Feb. 12 (Bloomberg) -- Sales at U.S. retailers unexpectedly halted a record six-month slide in January, an advance that may not be sustained as job losses climb.

The 1 percent increase followed a 3 percent drop the prior month, the Commerce Department said today in Washington. Excluding cars, the gain was 0.9 percent. Last month’s rise reflected higher gasoline prices and more spending on items including clothing and food.

“There were enough post-holiday sales to lure people into the stores; the question is whether that is sustainable -- and the answer is, obviously not,” said Tom Porcelli, a senior economist at Castlestone Management Ltd. In New York. A “collapsing’ job market means spending will deteriorate further, he said.

Separate figures today showed the number of Americans collecting unemployment benefits reached a record 4.8 million two weeks ago, reinforcing the threat to spending.
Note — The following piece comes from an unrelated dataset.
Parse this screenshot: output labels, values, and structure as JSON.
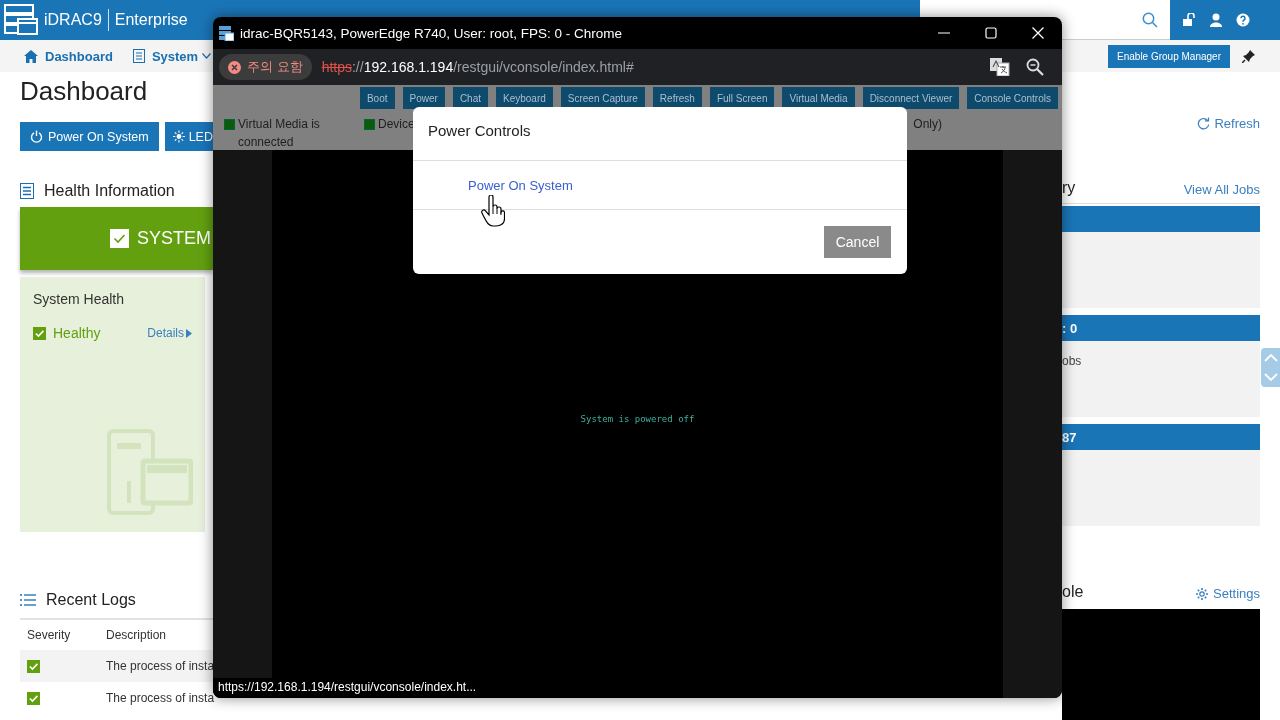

Economists anticipate household purchases will tumble further in the first half of the year, underscoring the case for the $789 billion stimulus package under debate in Congress.

Stock-index futures initially pared losses after the retail- sales report was released, then resumed their decline. Contracts on the Standard & Poor’s 500 Stock Index fell 1.6 percent to 818 at 9:19 a.m. in New York. Treasuries were little changed, with yields on benchmark 10-year notes at 2.76 percent.

Economists’ Forecasts

Retail sales were projected to fall 0.8 percent after an initially reported 2.7 percent drop the prior month, according to the median estimate of 72 economists in a Bloomberg News survey. Forecasts ranged from a decline of 2.2 percent to a 0.7 percent gain.

Sales excluding automobiles were forecast to decrease 0.4 percent from the prior month, according to the survey median.

The figures aren’t adjusted for inflation, so price increases can influence the data. The average cost of a gallon of regular gasoline last month rose by 10 cents to $1.78 a gallon, according to AAA.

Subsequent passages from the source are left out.